El buen sectario no tiene dudas, solo certezas. Y, por supuesto, tiende a la simplificación. Por eso, el buen sectario atribuye los más de 30.000 muertos provocados por la epidemia a las, desde luego, poco oportunas manifestaciones del 8 de marzo. Desde el otro lado de la trinchera, los 30.000 muertos corren a cuenta de "los recortes del PP". Para unos y otros no existen los matices, solo verdades absolutas. El buen sectario ve un palo de golf donde realmente hay una escoba, porque así puede colegir que todos los vecinos del barrio de Salamanca juegan al golf y, naturalmente, también concluye que el golf es un deporte de millonarios. Al buen sectario también le encantan las comparaciones de trazo grueso y por eso estos días he leído y oído recordar al Cojo Manteca y cómo la Policía actuaba con contundencia contra él y los suyos, no como con los manifestantes del barrio de Salamanca. Como ya tengo una edad y más de tres décadas de profesión encima, les puedo contar que Jon Manteca –así se llamaba– era un punky que pedía limosna en la plaza de la Cibeles cuando se vio en medio de las protestas que en enero de 1987 protagonizaron los estudiantes contra la subida de tasas decretada por el Gobierno de Felipe González. Fui testigo de aquellos disturbios, en los que ardieron barricadas, hubo destrozos millonarios y hasta una joven resultó herida por un disparo de la Policía. Incluso conocí a Manteca, que no tenía nada de estudiante y mucho de buscavidas.

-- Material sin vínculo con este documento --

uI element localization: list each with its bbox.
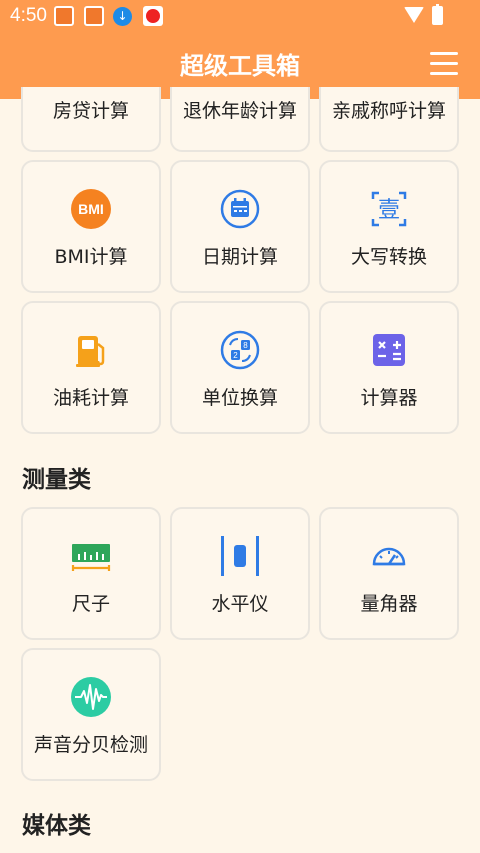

Era un punky y, como buen punky, un nihilista, dispuesto a destrozar la calle Alcalá o la sala Morasol en un concierto de Siniestro Total. Comparar aquellos disturbios con las poco higiénicas manifestaciones de Núñez de Balboa es de un sectarismo de parvulario. Pero el mensaje cuela entre el público ávido de sangre, que se refiere al líder sectario mediático o político con el siempre alarmante "dice verdades como puños".

Madrid, la ciudad que está en el punto de mira de los sectarios desde el inicio de la pandemia –hasta se inventaron fugas multitudinarias de madrileños a las playas con la aviesa intención de extender el virus–, tiene mucho que enseñar sobre tolerancia. Por sus calles se han manifestado mineros, agricultores, independentistas catalanes, gallegos afectados por el desastre del Prestige, miles de personas exigiendo al Gobierno de Aznar que dejase de mentir tras el 11-M… Y todo ello sin un solo incidente, sin criminalizar ninguna de esas protestas. El terrorismo también puso a prueba a Madrid: ETA mató en la capital a 393 personas y el terrorismo yihadista a 192 en un solo zarpazo. Pese a todo ello, jamás ha dejado de ser la ciudad acogedora en la que nadie, venga de donde venga, se siente extraño. Pero la tentación del sectario siempre está ahí: identifiquemos a Madrid con sus gobernantes. Es más, identifiquemos a Madrid con el barrio de Salamanca y sus cayetanos armados con palos de golf. No cuela, sectarios. A mí no se me ocurriría identificar Cataluña con el iluminado que rige su destino y ni siquiera Navarra con los centenares de personas que hace unos días se manifestaron pidiendo la libertad del asesino del concejal Tomás Caballero.